Pershing Square, de Bill Ackman, propõe compra da Universal Music por US$ 60 bilhões

Oferta prevê pagamento em dinheiro e ações, com prêmio de 78% sobre o valor atual dos papéis da gravadora

Publicado em 07/04/2026 às 10:38
Bill Ackman

A gestora Pershing Square, liderada pelo investidor Bill Ackman, anunciou nesta terça-feira, 7, uma proposta não vinculante para adquirir a Universal Music Group (UMG) em uma transação que avalia a companhia em cerca de US$ 60 bilhões.

A oferta prevê uma combinação de pagamento em dinheiro e ações, equivalente a aproximadamente 30,40 euros por ação, representando um prêmio de 78% sobre o preço atual dos papéis.

De acordo com os termos apresentados, os acionistas da UMG receberiam 9,4 bilhões de euros em dinheiro (ou 5,05 euros por ação) e 0,77 ação da nova empresa, denominada New UMG, para cada papel atualmente detido.

A operação envolve a fusão da UMG com a Pershing Square SPARC Holdings, resultando em uma nova companhia que seria listada na Bolsa de Nova York.

Segundo a Pershing Square, a transação possibilitaria o cancelamento de 17% das ações em circulação, mantendo o balanço da empresa com grau de investimento.
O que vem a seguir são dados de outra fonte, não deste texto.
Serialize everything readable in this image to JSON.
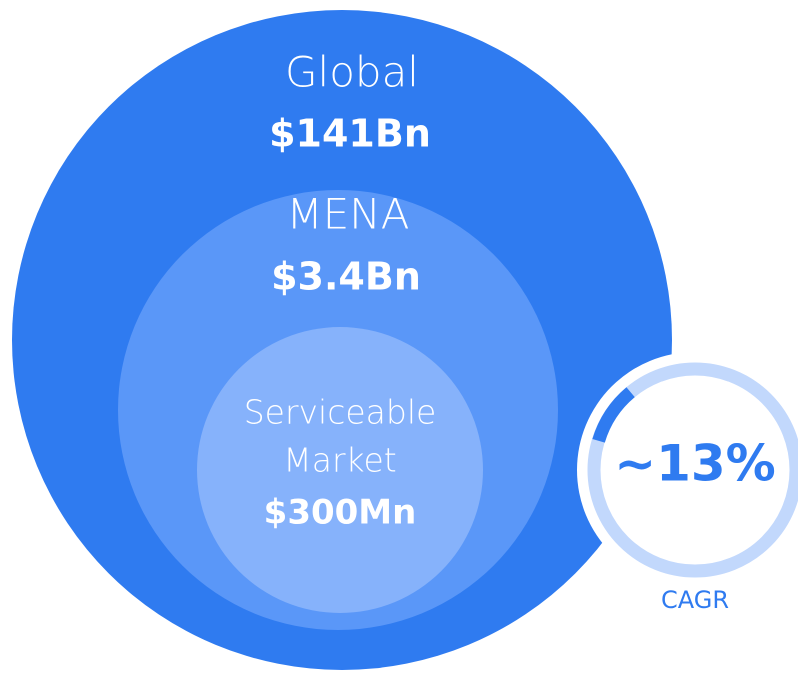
{
  "circles": [
    {
      "label": "Global",
      "value": "$141Bn"
    },
    {
      "label": "MENA",
      "value": "$3.4Bn"
    },
    {
      "label_lines": [
        "Serviceable",
        "Market"
      ],
      "value": "$300Mn"
    }
  ],
  "cagr": {
    "value": "~13%",
    "label": "CAGR"
  }
}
A expectativa é de que o negócio seja concluído até o final do ano.

Bill Ackman afirmou que "as ações da UMG têm ficado estagnadas devido a uma combinação de fatores que não estão relacionados ao desempenho do negócio de música" e que "todos eles podem ser resolvidos com esta transação".
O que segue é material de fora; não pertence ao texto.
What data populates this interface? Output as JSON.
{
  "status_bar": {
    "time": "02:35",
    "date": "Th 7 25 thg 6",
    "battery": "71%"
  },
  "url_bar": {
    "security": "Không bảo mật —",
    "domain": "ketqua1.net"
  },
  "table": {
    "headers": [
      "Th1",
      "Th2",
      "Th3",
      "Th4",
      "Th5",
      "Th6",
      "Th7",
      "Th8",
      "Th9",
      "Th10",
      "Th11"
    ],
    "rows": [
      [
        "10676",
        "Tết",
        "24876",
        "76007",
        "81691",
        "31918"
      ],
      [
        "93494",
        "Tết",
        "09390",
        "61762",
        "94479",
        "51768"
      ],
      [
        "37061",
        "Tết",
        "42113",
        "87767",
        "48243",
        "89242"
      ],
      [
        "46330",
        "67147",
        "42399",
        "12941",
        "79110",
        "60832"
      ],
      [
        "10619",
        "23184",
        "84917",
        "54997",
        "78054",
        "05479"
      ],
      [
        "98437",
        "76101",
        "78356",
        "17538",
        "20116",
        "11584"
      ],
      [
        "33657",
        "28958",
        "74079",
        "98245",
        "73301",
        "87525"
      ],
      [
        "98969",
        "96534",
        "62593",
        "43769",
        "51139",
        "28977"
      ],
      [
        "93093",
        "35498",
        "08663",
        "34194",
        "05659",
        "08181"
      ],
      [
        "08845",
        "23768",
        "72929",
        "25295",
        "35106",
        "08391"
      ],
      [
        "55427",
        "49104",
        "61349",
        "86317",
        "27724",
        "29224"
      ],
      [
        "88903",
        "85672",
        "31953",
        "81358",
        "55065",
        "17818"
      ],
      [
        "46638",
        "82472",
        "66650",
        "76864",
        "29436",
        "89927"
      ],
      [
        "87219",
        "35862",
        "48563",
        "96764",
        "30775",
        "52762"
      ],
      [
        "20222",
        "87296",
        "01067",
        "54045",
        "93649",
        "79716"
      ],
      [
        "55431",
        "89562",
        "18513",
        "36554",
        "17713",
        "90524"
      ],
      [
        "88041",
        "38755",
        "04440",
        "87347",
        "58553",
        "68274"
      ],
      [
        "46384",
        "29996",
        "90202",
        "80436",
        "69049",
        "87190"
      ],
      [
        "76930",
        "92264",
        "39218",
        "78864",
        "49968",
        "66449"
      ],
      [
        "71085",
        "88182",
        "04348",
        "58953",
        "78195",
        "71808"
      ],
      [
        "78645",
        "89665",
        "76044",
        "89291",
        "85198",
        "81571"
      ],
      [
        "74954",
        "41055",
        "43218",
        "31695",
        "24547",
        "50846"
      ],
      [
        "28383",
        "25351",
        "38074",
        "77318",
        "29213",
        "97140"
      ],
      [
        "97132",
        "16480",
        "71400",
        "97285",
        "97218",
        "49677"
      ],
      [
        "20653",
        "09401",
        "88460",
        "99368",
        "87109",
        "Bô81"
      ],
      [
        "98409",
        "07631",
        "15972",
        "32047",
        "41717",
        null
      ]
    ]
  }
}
Entre os desafios citados estão as incertezas sobre a fatia de 18% do grupo Bolloré, o adiamento da listagem nos Estados Unidos e a subutilização do balanço da companhia.

A proposta também inclui mudanças na governança corporativa e maior clareza na alocação de capital, além da adoção dos padrões contábeis norte-americanos (US GAAP), o que pode facilitar a inclusão da empresa em índices como o S&P 500.

A UMG, maior gravadora do mundo e detentora de mais de 30% do mercado global de música gravada, reúne artistas como Taylor Swift, Lady Gaga, Bad Bunny e Beatles. A companhia ainda não comentou oficialmente a proposta.

Para que a operação seja efetivada, será necessária a aprovação de dois terços dos acionistas, incluindo grandes investidores como Vivendi, Tencent e o próprio Bolloré.